Tandem annulation and dipolar cycloaddition of azomethine imines in catalytic C(sp2)-H functionalization

The synthesis and functionalization of privileged nitrogen heterocycles has emerged as a central topic in drug discovery and material science. In this context, the tandem C-H functionalization and intramolecular annulation has received prodigious attention, as it is able to expedite the construction of heteroaromatic frameworks beyond conventional C-H functionalization. In general, significant effort has been made to develop the [3 + 2] dipolar cycloaddition of azomethine imines with pi-unsaturated compounds. Moreover, the [3 + 3], [4 + 3], [3 + 2 + 2], and [5 + 3] cycloaddition reactions of azomethine imines with various dipolarophiles have been demonstrated. To date, however, the combination of catalytic C-H functionalization and intramolecular cyclization using azomethine imines as both directing groups and dipolar units has been less explored.
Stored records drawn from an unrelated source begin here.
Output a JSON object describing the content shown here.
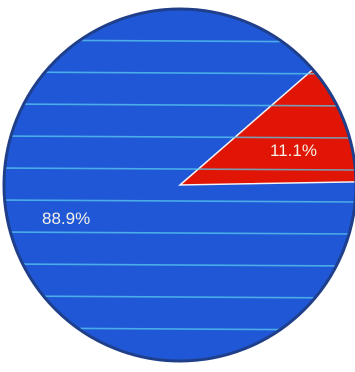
{
  "chart_data": {
    "type": "pie",
    "slices": [
      {
        "label": "88.9%",
        "value": 88.9,
        "color": "#1f57d6"
      },
      {
        "label": "11.1%",
        "value": 11.1,
        "color": "#e01505"
      }
    ],
    "line_color": "#59c8ee",
    "outer_ring_color": "#1f3f8a"
  }
}
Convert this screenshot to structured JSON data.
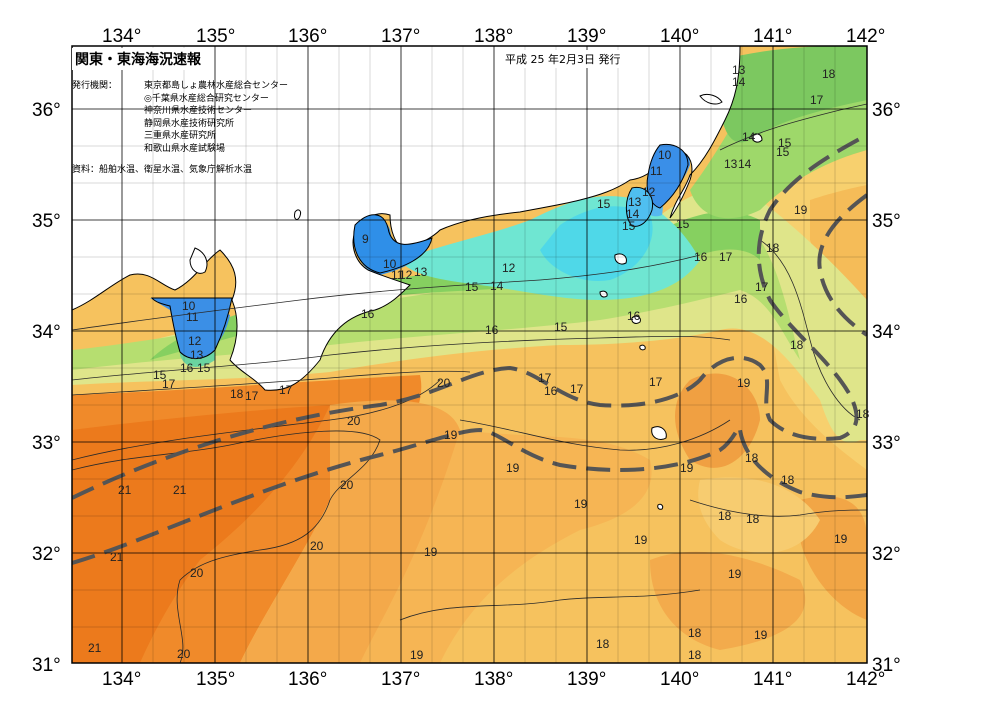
{
  "map": {
    "title": "関東・東海海況速報",
    "issue_date": "平成 25 年2月3日 発行",
    "issuer_label": "発行機関：",
    "issuers": [
      "東京都島しょ農林水産総合センター",
      "◎千葉県水産総合研究センター",
      "神奈川県水産技術センター",
      "静岡県水産技術研究所",
      "三重県水産研究所",
      "和歌山県水産試験場"
    ],
    "source": "資料：船舶水温、衛星水温、気象庁解析水温",
    "lon_labels": [
      "134°",
      "135°",
      "136°",
      "137°",
      "138°",
      "139°",
      "140°",
      "141°",
      "142°"
    ],
    "lat_labels": [
      "36°",
      "35°",
      "34°",
      "33°",
      "32°",
      "31°"
    ],
    "contour_labels": [
      {
        "id": "t13a",
        "text": "13"
      },
      {
        "id": "t14a",
        "text": "14"
      },
      {
        "id": "t18a",
        "text": "18"
      },
      {
        "id": "t17a",
        "text": "17"
      },
      {
        "id": "t14b",
        "text": "14"
      },
      {
        "id": "t15a",
        "text": "15"
      },
      {
        "id": "t15b",
        "text": "15"
      },
      {
        "id": "t13b",
        "text": "13"
      },
      {
        "id": "t14c",
        "text": "14"
      },
      {
        "id": "t10a",
        "text": "10"
      },
      {
        "id": "t11a",
        "text": "11"
      },
      {
        "id": "t12a",
        "text": "12"
      },
      {
        "id": "t13c",
        "text": "13"
      },
      {
        "id": "t14d",
        "text": "14"
      },
      {
        "id": "t15c",
        "text": "15"
      },
      {
        "id": "t15d",
        "text": "15"
      },
      {
        "id": "t15e",
        "text": "15"
      },
      {
        "id": "t19a",
        "text": "19"
      },
      {
        "id": "t18b",
        "text": "18"
      },
      {
        "id": "t16a",
        "text": "16"
      },
      {
        "id": "t17b",
        "text": "17"
      },
      {
        "id": "t17c",
        "text": "17"
      },
      {
        "id": "t16b",
        "text": "16"
      },
      {
        "id": "t9",
        "text": "9"
      },
      {
        "id": "t10b",
        "text": "10"
      },
      {
        "id": "t11b",
        "text": "11"
      },
      {
        "id": "t12b",
        "text": "12"
      },
      {
        "id": "t13d",
        "text": "13"
      },
      {
        "id": "t12c",
        "text": "12"
      },
      {
        "id": "t14e",
        "text": "14"
      },
      {
        "id": "t15f",
        "text": "15"
      },
      {
        "id": "t16c",
        "text": "16"
      },
      {
        "id": "t16d",
        "text": "16"
      },
      {
        "id": "t15g",
        "text": "15"
      },
      {
        "id": "t16e",
        "text": "16"
      },
      {
        "id": "t18c",
        "text": "18"
      },
      {
        "id": "t10c",
        "text": "10"
      },
      {
        "id": "t11c",
        "text": "11"
      },
      {
        "id": "t12d",
        "text": "12"
      },
      {
        "id": "t13e",
        "text": "13"
      },
      {
        "id": "t16f",
        "text": "16"
      },
      {
        "id": "t15h",
        "text": "15"
      },
      {
        "id": "t15i",
        "text": "15"
      },
      {
        "id": "t17d",
        "text": "17"
      },
      {
        "id": "t18d",
        "text": "18"
      },
      {
        "id": "t17e",
        "text": "17"
      },
      {
        "id": "t20a",
        "text": "20"
      },
      {
        "id": "t17f",
        "text": "17"
      },
      {
        "id": "t16g",
        "text": "16"
      },
      {
        "id": "t17g",
        "text": "17"
      },
      {
        "id": "t17h",
        "text": "17"
      },
      {
        "id": "t19b",
        "text": "19"
      },
      {
        "id": "t17i",
        "text": "17"
      },
      {
        "id": "t18e",
        "text": "18"
      },
      {
        "id": "t20b",
        "text": "20"
      },
      {
        "id": "t19c",
        "text": "19"
      },
      {
        "id": "t19d",
        "text": "19"
      },
      {
        "id": "t19e",
        "text": "19"
      },
      {
        "id": "t18f",
        "text": "18"
      },
      {
        "id": "t18g",
        "text": "18"
      },
      {
        "id": "t21a",
        "text": "21"
      },
      {
        "id": "t21b",
        "text": "21"
      },
      {
        "id": "t20c",
        "text": "20"
      },
      {
        "id": "t19f",
        "text": "19"
      },
      {
        "id": "t18h",
        "text": "18"
      },
      {
        "id": "t18i",
        "text": "18"
      },
      {
        "id": "t19g",
        "text": "19"
      },
      {
        "id": "t21c",
        "text": "21"
      },
      {
        "id": "t20d",
        "text": "20"
      },
      {
        "id": "t19h",
        "text": "19"
      },
      {
        "id": "t19i",
        "text": "19"
      },
      {
        "id": "t19j",
        "text": "19"
      },
      {
        "id": "t20e",
        "text": "20"
      },
      {
        "id": "t21d",
        "text": "21"
      },
      {
        "id": "t20f",
        "text": "20"
      },
      {
        "id": "t18j",
        "text": "18"
      },
      {
        "id": "t18k",
        "text": "18"
      },
      {
        "id": "t18l",
        "text": "18"
      },
      {
        "id": "t19k",
        "text": "19"
      },
      {
        "id": "t19l",
        "text": "19"
      }
    ]
  }
}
This review focuses on recent progress toward the catalytic tandem C-H functionalization and dipolar cycloaddition of azomethines imines with a range of coupling partners.

Automated summary

The synthesis and functionalization of privileged nitrogen heterocycles play a central role in drug discovery and material science. Tandem C-H functionalization and intramolecular annulation have gained significant attention for their ability to expedite the construction of heteroaromatic frameworks. While there has been progress in the [3 + 2] dipolar cycloaddition of azomethine imines with pi-unsaturated compounds, the combination of catalytic C-H functionalization and intramolecular cyclization using azomethine imines as both directing groups and dipolar units remains less explored.